Oreo Cheesecake Ice Cream

I have had fun the past 2 weeks making some treats out of this book (The Ultimate Ice Cream Book) that I received from my friend Amanda for Christmas during my anniversary board's elfster exchange. (She also got me some barefoot Contessa fudge sauce that I look forward to trying soon, I wanted to taste it when it got here and Dan thought that was a bad idea to eat it from the jar.) Anyway, this ice cream is delicious and very easy to make.

Ice cream chilling tip: I put my ice cream batter in a metal bowl and place that bowl into an ice bath into the refrigerator. This speeds up the cooling process so that you can churn your ice cream sooner.

Oreo Cheesecake Ice Cream
Source: The Ultimate Ice Cream Book by: Bruce Weinstein

1 c sugar
4 oz cream cheese, at room temperature
1 large egg
1/2 tsp vanilla
3/4 c milk
1 1/2 c heavy cream
7 oreos, chopped


Beat the sugar and cream cheese together until smooth and creamy. Beat in the egg and vanilla. Set aside.

Bring the milk to a boil in a heavy medium saucepan. Slowly beat the hot milk into the cheese mixture. Pour the entire mixture back into the pan and place over low heat. Stir constantly with a whisk or wooden spoon until the custard thickens slightly. Be careful not let the mixture boil or the egg will scramble. Remove from the heat and pour the hot custard through a strainer into a large clean bowl. Allow the custard to cool slightly, then stir in the heavy cream.
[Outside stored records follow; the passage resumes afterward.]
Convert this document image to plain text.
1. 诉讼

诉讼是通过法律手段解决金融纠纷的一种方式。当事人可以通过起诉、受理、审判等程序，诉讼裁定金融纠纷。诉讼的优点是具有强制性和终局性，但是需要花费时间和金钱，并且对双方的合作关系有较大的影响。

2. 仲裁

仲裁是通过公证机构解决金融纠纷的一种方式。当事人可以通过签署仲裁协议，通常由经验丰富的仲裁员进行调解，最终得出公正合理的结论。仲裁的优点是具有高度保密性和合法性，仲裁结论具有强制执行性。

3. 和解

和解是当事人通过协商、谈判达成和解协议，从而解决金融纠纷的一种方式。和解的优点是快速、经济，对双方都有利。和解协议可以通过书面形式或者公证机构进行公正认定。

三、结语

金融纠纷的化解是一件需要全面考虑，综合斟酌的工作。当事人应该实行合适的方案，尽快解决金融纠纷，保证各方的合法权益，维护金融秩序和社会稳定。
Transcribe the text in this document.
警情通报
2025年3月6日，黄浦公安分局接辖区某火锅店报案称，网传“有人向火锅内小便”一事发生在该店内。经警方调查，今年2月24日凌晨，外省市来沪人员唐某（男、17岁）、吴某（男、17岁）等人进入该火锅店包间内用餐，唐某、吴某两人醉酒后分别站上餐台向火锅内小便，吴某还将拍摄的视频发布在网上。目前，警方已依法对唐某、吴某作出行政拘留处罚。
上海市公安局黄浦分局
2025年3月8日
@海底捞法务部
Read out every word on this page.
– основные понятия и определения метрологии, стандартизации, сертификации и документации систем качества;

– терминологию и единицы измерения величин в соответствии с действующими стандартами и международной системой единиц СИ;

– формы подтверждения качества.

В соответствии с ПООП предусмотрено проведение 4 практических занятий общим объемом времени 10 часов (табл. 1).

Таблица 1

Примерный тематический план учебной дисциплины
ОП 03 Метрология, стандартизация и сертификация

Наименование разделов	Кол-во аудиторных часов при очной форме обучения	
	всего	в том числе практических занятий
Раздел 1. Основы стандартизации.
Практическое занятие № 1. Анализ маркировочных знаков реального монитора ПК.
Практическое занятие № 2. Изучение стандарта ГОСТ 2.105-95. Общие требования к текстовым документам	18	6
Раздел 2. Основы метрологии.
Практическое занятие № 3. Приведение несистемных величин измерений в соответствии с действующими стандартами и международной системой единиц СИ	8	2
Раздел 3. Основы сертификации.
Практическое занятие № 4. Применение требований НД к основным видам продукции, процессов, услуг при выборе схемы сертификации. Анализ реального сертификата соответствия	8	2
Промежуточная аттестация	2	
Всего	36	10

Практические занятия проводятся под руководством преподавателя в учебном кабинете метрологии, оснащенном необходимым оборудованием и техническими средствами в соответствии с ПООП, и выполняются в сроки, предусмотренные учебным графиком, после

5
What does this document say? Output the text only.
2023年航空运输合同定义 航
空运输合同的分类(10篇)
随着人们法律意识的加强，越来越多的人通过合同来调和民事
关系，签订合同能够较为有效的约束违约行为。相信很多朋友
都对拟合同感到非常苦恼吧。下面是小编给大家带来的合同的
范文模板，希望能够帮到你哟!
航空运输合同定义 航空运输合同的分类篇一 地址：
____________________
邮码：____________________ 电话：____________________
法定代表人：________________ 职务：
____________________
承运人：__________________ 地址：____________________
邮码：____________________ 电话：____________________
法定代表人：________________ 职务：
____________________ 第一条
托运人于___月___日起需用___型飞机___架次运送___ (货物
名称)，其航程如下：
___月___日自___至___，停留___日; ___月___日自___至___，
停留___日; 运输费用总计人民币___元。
Cover and refrigerate until cold or overnight.

Stir the chilled custard, than freeze in 1 or 2 batches in your ice cream machine according to the instructions. Stir the crushed oreos in by hand after removing the ice cream from the machine. Ice cream should be soft served and ready to eat now, or freeze for at least 2 hours for a firmer ice cream.